Jeune maître tranquille

Yu Qing

Considéré comme le Protecteur de Gauche de la Secte Démoniaque par le monde des arts martiaux des Plaines Centrales

Et j'étais également très honoré d'être considéré comme le successeur par ce gourou fou...

Euh, pour être honnête,

Personnellement, elle préfère vivre une vie solitaire et humiliante, seule.

Mais… soupir, elle a toujours eu de la chance.

À l'âge de dix ans, le chef de la secte lui offrit un beau serviteur céleste.

Pour survivre, elle et son esclave devinrent inséparables et travaillèrent ensemble sans faille dès lors.

Il a promis de la suivre toute sa vie… Quelle merveilleuse vie !

À l'âge de quatorze ans,

Son magnifique dos fut aperçu en silence par un homme qui ne savait pas distinguer l'est de l'ouest.

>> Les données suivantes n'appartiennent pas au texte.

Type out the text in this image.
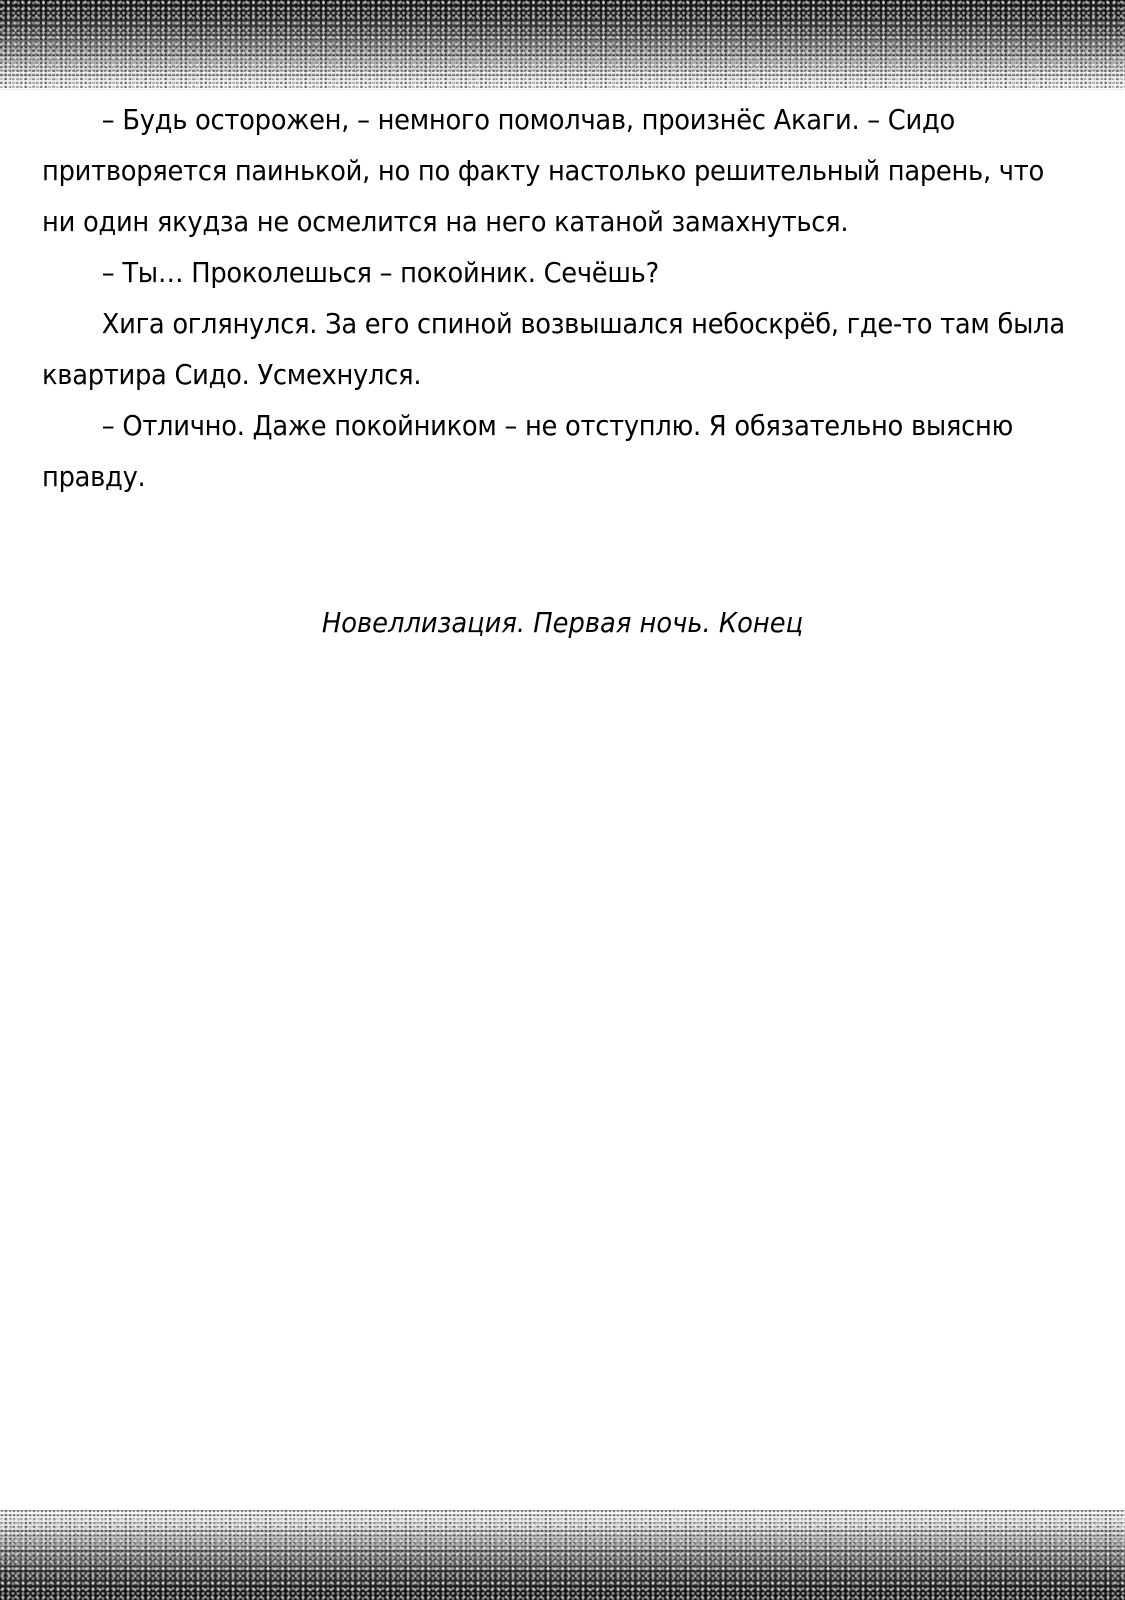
– Будь осторожен, – немного помолчав, произнёс Акаги. – Сидо притворяется паинькой, но по факту настолько решительный парень, что ни один якудза не осмелится на него катаной замахнуться.

– Ты… Проколешься – покойник. Сечёшь?

Хига оглянулся. За его спиной возвышался небоскрёб, где-то там была квартира Сидо. Усмехнулся.

– Отлично. Даже покойником – не отступлю. Я обязательно выясню правду.

Новеллизация. Первая ночь. Конец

Pff... c'est juste un joli dos, ce n'est rien, ce n'est rien.

Elle est très généreuse ; vous n'avez pas à en assumer la responsabilité.

Elle était loin de se douter que, malgré sa générosité, l'autre personne était têtue et insistait pour faire d'elle sa sœur jurée !

Frères et sœurs de sang ? J'ai entendu dire que le manoir de la famille Yun a une coutume notoire, connue dans tout le monde des arts martiaux…

Ah ! Une erreur de calcul ! Une erreur de calcul !

Une fois que vous aurez touché un être céleste, vous vous retrouverez au milieu d'une infinité de couleurs printanières, au-delà des neuf cieux, aussi envoûtantes qu'un pavot vénéneux.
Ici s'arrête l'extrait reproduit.